In May this year, Andres Korin, 41, boarded an easyJet flight bound for Nice, France, after a three-hour delay at the airport. But while he and his family queued at the airlift, the flight was cancelled.
“People had already boarded the plane and sat down when they canceled it. No one could get a straight answer from easyJet as to what was going on,” said Mr. Corin.
It came 24 hours after a software bug forced the airline to cancel about 200 flights across the country, for which it had encouraged passengers to claim compensation in accordance with standard regulations.
The family postponed the holiday and easyJet issued a refund and paid £76 in compensation to cover the cost of a taxi back from the airport.
But Mr Korin’s claim for £880 in compensation – £220 per family member booked on the flight – was rejected by easyJet, who blamed the fiasco on an “extraordinary event” beyond its control. The airline said the delay and cancellation were due to issues with air traffic control at Gatwick, for which it was not required to pay compensation.
An easyJet spokesperson said: “We are sorry that Mr Korin’s flight was canceled due to delays caused by air traffic control restrictions, causing our crew to reach their maximum safety-regulated operating hours.
“While this was beyond our control, we would like to apologize to our customers for the inconvenience caused.”
But as The Telegraph approached Gatwick airport, a spokesman said the air traffic control restrictions were in effect for arriving flights for only two short periods that day.
He added: “The impact on flights was considered low, so it would be surprising if this was the cause of this canceled flight.”
It is a stalemate in which thousands of passengers become entangled in the middle of the year. Travelers can claim compensation if a flight is delayed by more than three hours or has been canceled at short notice, but only if it is caused by a problem within the airline’s control, such as technical problems and wear and tear on the aircraft.
But in the event of an “extraordinary event”, such as safety, natural disasters and air traffic control problems, the airline is relieved of responsibility and customers have no option for compensation.

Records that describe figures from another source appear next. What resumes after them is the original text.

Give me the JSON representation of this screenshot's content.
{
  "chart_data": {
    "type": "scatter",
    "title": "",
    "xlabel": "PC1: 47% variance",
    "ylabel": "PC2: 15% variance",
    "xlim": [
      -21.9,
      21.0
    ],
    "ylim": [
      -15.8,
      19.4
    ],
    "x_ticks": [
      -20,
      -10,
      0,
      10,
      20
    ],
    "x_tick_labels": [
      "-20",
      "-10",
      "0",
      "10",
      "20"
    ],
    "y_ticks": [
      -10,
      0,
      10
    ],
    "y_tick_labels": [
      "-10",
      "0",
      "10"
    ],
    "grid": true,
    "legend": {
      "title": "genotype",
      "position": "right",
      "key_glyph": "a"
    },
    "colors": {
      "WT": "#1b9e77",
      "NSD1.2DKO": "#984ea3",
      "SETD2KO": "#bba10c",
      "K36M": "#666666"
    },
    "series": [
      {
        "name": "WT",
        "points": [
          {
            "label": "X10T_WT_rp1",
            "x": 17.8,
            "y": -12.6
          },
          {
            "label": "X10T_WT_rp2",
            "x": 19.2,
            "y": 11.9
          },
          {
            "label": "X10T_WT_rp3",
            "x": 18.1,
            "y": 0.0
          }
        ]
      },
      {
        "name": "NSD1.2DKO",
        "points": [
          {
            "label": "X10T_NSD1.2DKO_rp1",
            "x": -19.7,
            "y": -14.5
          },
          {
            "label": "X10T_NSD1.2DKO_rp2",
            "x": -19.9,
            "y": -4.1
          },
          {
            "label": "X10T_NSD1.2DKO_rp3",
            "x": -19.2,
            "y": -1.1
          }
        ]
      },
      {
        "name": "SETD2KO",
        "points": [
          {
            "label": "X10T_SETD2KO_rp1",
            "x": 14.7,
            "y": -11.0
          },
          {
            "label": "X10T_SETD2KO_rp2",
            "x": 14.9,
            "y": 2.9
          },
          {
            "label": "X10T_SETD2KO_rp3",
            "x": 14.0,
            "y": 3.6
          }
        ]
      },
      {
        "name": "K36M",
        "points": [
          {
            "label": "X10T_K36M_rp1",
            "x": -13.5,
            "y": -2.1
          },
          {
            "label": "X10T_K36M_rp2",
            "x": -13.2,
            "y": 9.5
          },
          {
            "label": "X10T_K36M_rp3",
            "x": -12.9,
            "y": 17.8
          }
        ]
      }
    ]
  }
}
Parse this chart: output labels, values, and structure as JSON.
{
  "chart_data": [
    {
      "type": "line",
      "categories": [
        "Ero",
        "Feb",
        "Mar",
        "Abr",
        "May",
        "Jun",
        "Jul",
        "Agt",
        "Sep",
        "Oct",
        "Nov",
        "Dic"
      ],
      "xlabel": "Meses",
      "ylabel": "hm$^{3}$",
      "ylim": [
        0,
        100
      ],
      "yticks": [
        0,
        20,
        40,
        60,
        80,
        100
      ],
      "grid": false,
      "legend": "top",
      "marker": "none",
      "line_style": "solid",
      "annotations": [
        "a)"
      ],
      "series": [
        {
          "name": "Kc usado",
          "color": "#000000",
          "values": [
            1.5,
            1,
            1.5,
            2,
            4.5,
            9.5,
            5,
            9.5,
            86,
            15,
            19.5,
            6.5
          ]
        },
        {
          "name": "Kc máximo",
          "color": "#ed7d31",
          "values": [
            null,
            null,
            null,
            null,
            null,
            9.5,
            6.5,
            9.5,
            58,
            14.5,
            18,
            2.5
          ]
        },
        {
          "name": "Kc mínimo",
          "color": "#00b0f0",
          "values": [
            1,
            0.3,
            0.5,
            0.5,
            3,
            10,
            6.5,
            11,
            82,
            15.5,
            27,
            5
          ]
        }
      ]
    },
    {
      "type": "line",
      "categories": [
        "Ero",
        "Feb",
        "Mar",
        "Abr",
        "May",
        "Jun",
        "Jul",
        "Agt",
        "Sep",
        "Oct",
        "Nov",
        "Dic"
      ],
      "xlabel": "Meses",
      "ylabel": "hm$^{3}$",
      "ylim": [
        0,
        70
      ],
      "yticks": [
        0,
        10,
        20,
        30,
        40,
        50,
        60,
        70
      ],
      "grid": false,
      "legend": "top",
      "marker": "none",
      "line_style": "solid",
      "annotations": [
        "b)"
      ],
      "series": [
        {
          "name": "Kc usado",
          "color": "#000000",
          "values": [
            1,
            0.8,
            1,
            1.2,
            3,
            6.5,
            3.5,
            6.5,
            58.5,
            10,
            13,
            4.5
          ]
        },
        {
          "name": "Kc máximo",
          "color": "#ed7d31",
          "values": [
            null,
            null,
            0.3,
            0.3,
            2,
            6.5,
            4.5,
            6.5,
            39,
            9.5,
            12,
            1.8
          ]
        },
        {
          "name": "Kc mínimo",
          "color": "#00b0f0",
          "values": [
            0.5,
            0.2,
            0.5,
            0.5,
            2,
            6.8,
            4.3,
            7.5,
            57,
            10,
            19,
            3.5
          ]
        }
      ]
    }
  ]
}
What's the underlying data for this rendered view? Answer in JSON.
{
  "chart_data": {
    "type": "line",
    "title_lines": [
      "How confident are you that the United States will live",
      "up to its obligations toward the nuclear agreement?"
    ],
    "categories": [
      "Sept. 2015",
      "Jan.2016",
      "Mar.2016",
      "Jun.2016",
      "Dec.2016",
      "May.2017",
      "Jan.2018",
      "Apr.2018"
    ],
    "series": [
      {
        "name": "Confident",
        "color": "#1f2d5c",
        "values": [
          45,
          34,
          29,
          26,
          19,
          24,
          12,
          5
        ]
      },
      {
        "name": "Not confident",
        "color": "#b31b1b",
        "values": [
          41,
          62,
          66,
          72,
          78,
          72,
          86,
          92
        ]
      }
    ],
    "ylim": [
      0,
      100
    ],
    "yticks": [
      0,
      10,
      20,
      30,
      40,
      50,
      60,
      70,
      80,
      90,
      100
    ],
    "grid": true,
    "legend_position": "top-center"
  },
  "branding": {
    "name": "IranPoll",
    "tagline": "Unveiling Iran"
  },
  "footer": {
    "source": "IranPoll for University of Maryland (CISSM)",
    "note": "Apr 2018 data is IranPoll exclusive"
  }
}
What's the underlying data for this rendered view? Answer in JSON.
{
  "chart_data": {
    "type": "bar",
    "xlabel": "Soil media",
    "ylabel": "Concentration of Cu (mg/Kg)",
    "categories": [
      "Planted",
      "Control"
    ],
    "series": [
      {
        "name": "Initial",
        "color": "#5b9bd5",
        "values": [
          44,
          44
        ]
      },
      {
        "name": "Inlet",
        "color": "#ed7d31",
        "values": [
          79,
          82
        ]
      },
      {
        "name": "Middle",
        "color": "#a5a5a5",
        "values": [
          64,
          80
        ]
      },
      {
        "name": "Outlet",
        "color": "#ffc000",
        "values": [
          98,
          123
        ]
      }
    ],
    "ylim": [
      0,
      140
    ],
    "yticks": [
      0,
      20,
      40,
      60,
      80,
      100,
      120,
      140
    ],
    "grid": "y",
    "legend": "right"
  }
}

Frank Brehany, a consumer rights expert, said: “The excuse of ‘extraordinary circumstances’ is not intended to cover any reason – the purpose of the defense is to cover events that could not be seen or predicted.”
Passengers claim that airlines made the damage worse by ignoring their requests for compensation for months. Mr Korin said he chased easyJet for a response after 45 days, despite the company’s terms and conditions that it would reply within 28 days.
Mr Hobbs said the Civil Aviation Authority, the regulatory body, needed stronger powers and a new ombudsman to mediate disputes.